One of our first site-seeing activities in Japan was visiting the Meiji Shrine in Tokyo. Dedicated to Emperor Meiji, the shrine is a massive forest that sits in the middle of one of Tokyo’s most modern districts, Shibuya. The contrast between fast-paced, heavily-crowded Shibuya and the quiet, natural beauty of the shrine is amazing.
|The entrance to Meiji Shrine, the Iris Garden, and other gardens.|
We strolled around the manicured gardens and peaceful ponds, admiring the beauty of the forest. The evergreen forests consist of 365 different types of trees, all donated by people from different parts of Japan. My favorite part of the gardens was gazing toward the sky through the maple trees, watching the light dance through the pointy leaves like twinkling stars. I will never forget that image in my head.
|In real life, the leaves danced in the light like stars.|
We came across the Kiyomasa-Ido Well, where water continually flows year-round from the South Pond. A nearby signed explained that the well first belonged to Lord Kiyomasa Kato during the Edo period (1608-1868) and that the water is known for its superior quality and “ingenious way of sinking.” (I’m not sure what that means but was glad the water wasn’t deep enough to fall into!) A group of people had lined up to put their hands in the water, so my dad and I–not quite sure what to do or why–jumped right in line. As soon as I touched the cold, clean water, I instantly felt a wave of calm come over me. It was such a strange feeling.
|Dad and me at the Kiyomasa-Ido Well at the Meiji Shrine.|
Finally we came to shrine itself. Built in 1915 to honor the emperor and his role in the Meiji Restoration, the original building was destroyed during the Tokyo air raids of World War II. The shrine–and the large courtyard it sat in–was beautiful. As if the moment couldn’t get any more picturesque, a wedding procession in traditional kimonos strolled by to add to the awe-inspiring scene.

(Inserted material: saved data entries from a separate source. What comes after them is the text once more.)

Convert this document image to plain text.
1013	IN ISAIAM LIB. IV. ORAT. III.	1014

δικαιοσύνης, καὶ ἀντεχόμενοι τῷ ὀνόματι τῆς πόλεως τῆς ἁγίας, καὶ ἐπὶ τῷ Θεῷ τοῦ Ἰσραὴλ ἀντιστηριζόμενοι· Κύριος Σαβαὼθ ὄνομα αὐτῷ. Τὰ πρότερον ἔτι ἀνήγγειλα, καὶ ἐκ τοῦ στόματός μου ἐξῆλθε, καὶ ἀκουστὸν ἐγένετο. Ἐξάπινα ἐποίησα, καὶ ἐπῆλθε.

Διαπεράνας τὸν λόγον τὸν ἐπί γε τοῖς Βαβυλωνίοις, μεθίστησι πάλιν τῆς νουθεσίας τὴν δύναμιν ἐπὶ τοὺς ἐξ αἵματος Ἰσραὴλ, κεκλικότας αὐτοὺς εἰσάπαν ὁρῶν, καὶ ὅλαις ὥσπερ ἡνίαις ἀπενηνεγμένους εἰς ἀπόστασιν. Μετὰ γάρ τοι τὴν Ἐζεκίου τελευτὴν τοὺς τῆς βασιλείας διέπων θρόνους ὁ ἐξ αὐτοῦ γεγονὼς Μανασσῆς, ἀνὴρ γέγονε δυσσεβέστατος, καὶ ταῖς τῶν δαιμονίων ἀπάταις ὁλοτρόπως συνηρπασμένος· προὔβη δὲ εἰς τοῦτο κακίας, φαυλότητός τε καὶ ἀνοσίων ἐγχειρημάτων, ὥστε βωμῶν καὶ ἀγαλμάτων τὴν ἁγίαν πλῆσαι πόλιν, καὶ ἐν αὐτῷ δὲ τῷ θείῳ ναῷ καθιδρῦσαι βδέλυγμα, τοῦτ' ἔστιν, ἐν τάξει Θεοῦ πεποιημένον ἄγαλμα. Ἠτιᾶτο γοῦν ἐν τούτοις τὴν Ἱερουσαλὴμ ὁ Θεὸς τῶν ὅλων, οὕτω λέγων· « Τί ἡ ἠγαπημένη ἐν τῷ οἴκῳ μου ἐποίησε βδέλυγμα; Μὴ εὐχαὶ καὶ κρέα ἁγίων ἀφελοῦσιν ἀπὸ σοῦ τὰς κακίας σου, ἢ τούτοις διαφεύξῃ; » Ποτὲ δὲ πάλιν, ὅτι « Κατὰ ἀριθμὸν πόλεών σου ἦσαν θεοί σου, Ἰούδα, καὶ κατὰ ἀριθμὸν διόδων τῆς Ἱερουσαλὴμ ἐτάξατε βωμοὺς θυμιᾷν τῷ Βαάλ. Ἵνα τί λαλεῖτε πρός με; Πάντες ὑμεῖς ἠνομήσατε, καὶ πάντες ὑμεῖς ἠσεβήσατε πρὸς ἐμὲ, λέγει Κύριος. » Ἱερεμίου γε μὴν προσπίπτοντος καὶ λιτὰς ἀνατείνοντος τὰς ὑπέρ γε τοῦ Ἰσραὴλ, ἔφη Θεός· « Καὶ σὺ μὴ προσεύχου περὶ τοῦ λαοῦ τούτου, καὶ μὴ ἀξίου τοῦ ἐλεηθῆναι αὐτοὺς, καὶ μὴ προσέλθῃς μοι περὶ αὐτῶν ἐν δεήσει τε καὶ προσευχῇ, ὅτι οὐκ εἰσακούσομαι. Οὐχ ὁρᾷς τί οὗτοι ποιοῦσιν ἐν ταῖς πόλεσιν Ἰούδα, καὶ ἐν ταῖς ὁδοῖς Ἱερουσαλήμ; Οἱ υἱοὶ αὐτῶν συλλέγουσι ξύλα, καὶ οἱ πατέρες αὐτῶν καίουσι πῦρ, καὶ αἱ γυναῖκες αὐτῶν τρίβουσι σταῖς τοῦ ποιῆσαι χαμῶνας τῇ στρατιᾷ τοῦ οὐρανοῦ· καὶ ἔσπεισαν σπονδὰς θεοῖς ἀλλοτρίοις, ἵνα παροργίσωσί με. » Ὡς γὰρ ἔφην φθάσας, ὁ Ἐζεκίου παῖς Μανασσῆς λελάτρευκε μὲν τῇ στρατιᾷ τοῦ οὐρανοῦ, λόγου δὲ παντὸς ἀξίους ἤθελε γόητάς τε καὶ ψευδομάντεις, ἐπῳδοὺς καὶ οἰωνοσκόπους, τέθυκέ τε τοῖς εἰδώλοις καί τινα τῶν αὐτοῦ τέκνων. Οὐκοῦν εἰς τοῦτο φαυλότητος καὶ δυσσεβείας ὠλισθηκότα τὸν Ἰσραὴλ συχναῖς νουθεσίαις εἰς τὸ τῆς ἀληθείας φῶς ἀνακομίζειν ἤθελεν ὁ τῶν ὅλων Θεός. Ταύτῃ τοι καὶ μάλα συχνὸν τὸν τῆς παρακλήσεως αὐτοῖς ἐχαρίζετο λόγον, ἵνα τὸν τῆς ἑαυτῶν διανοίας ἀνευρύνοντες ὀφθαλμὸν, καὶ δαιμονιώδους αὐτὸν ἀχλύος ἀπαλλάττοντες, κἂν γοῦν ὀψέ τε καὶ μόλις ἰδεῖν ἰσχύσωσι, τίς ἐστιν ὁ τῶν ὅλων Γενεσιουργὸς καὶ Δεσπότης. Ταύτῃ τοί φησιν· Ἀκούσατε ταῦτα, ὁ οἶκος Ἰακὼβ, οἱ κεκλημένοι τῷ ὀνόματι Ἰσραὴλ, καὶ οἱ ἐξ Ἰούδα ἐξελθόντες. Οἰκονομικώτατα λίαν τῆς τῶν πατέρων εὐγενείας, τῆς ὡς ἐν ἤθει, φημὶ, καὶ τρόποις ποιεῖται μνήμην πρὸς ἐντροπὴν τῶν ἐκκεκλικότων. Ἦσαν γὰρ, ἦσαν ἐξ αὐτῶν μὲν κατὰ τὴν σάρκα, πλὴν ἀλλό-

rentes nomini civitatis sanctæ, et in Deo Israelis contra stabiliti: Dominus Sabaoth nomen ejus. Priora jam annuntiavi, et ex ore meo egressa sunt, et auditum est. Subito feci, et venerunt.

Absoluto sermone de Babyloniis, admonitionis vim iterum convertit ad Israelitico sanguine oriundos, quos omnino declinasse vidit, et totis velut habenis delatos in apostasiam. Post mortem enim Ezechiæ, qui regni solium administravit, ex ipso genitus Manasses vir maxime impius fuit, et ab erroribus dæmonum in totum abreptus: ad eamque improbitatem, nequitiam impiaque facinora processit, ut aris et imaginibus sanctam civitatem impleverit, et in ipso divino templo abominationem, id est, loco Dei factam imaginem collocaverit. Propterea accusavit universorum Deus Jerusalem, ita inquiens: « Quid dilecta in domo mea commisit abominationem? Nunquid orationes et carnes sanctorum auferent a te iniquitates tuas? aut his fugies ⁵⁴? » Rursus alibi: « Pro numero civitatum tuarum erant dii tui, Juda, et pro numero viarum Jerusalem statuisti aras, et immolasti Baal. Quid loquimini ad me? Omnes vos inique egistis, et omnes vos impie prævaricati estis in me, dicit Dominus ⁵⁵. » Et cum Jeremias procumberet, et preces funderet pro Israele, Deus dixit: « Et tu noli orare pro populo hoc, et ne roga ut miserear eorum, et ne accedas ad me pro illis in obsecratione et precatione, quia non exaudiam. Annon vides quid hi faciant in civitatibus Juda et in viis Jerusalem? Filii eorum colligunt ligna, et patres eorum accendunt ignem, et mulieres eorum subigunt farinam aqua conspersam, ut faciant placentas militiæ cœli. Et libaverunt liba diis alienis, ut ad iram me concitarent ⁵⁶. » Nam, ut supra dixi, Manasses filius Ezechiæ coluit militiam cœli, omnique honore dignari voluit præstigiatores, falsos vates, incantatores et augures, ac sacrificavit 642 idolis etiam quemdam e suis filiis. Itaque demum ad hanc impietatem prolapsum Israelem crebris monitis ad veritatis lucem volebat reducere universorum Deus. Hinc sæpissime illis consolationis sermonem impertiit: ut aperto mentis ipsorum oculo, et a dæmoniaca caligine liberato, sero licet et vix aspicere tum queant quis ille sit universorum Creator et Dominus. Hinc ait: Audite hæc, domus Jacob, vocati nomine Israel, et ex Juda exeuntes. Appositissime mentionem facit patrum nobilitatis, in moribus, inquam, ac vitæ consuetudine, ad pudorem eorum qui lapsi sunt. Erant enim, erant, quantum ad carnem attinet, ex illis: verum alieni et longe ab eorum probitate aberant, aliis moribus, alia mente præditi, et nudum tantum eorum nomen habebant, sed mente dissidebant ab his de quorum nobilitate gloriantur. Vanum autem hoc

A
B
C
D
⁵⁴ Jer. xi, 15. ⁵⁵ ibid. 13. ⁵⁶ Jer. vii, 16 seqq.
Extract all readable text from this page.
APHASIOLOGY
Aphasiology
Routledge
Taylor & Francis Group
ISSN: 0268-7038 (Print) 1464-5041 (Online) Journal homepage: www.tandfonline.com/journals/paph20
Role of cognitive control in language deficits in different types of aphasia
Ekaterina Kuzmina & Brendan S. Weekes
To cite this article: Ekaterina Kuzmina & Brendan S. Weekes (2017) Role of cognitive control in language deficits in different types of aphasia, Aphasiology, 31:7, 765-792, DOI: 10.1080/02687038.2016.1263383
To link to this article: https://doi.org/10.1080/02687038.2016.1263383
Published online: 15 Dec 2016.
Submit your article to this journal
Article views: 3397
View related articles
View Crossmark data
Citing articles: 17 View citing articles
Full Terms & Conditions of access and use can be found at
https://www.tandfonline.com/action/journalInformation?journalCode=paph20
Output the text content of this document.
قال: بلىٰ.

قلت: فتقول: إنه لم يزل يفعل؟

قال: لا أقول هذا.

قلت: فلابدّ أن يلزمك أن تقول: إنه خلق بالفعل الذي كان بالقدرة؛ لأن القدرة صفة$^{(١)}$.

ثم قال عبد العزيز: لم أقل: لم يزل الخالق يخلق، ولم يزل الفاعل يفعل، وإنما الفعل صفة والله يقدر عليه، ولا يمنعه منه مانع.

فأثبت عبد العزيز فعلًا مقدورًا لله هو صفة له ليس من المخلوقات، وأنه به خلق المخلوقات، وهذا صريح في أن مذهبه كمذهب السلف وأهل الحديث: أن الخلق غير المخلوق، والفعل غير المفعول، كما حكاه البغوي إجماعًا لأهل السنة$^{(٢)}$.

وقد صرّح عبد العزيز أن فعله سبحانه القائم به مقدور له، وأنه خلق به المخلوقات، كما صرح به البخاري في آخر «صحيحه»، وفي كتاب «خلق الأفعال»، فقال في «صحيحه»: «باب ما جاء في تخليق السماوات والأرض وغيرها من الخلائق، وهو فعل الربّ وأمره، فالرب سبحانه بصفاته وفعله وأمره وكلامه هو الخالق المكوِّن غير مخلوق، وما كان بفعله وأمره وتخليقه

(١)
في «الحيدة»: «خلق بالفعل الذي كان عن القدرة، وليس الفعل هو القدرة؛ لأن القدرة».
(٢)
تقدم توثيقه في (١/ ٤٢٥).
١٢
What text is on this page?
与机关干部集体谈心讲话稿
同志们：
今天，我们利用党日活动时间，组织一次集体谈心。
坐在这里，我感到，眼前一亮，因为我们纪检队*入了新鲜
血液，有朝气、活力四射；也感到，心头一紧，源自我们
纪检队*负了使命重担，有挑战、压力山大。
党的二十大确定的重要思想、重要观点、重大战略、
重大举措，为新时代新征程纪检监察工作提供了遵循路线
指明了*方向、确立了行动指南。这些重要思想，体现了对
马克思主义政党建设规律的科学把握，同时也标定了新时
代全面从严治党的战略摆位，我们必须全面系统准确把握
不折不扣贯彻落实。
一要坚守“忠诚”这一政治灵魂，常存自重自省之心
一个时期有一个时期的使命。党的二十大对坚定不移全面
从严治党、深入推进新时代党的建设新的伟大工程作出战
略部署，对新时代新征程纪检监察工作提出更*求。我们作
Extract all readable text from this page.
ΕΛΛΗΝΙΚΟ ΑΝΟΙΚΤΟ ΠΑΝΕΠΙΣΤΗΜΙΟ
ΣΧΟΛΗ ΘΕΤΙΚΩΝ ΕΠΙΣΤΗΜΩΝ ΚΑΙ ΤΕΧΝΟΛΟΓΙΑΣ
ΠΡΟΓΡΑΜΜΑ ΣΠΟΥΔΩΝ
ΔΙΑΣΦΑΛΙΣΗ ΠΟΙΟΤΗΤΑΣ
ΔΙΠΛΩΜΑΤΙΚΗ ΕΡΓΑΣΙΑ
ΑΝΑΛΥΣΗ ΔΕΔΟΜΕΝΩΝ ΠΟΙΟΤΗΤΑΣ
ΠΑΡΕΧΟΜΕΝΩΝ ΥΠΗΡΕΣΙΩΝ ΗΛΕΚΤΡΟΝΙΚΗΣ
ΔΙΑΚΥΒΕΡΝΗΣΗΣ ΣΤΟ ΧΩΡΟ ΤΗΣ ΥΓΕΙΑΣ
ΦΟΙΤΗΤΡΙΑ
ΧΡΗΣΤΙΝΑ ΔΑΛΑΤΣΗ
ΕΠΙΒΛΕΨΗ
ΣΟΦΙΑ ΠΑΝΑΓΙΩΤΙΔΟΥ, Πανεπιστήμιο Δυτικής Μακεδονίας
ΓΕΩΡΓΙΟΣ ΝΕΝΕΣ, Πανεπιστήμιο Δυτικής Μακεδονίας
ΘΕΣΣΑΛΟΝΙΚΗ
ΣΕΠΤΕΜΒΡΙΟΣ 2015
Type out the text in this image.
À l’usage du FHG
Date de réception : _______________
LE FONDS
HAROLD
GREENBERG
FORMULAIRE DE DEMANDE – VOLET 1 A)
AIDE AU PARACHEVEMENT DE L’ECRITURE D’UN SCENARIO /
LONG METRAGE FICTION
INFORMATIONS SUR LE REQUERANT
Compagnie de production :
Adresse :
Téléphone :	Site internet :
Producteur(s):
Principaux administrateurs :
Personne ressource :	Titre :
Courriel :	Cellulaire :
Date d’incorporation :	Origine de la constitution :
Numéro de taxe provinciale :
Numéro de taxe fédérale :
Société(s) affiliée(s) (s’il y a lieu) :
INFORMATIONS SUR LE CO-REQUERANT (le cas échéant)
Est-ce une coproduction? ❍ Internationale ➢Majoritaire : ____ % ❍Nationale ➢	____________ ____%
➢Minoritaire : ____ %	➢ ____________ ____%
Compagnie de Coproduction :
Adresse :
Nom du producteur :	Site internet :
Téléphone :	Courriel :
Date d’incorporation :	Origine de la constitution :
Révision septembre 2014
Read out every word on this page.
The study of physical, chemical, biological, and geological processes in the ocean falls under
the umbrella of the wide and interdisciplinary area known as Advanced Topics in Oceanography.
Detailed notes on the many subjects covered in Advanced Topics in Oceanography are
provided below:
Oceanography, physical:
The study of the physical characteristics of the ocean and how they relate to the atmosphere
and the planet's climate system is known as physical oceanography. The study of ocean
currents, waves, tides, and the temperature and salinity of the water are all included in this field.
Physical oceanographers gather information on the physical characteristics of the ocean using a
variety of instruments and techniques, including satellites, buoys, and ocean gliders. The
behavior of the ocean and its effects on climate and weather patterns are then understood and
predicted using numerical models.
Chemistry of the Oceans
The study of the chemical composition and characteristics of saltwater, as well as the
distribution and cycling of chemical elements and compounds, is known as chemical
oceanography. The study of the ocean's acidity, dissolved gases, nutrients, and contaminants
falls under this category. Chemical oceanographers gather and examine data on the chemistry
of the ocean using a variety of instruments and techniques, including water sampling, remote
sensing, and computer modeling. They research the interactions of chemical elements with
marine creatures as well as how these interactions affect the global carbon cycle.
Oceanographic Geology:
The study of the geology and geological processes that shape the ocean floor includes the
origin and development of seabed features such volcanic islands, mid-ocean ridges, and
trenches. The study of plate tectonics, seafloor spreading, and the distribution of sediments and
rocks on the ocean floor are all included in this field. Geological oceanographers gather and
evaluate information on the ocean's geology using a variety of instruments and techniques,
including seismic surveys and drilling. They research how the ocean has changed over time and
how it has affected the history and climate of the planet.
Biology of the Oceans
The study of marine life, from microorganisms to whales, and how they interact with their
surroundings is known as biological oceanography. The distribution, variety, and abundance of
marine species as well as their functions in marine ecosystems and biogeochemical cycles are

|In the courtyard of the Meiji Shrine in Tokyo, Japan.|
Many large shrines we visited throughout Japan had hundreds of small wooden signs with writing on them hanging nearby. The signs, called ema, are a Shinto ritual where wooden plaques are purchased by visitors who then write their prayers or wishes directed toward the gods or spirits on them. It is common to write about marital or relationship happiness, success at work or in school, or health. The Meiji Shrine also had paper ema that visitors could write on and put in a collection box along with a donation. The instructions near the shrine explained that in addition to personal requests from the gods, you could also thank them.
|My ema at the Meiji Shrine in Tokyo, Japan.|
As I contemplated what to write on my ema, I thought about how I was on the vacation that I have dreamed about my entire life, was experiencing the land of my ancestors with my parents, was healthy and happy in life… and realized requesting any other favors from the gods just seemed greedy. So I took the opportunity to thank the powers that be for all my good fortune. Exactly what I wrote is a secret, but I will mention that half of it was written in Japanese! (Turns out those college courses paid off for something!)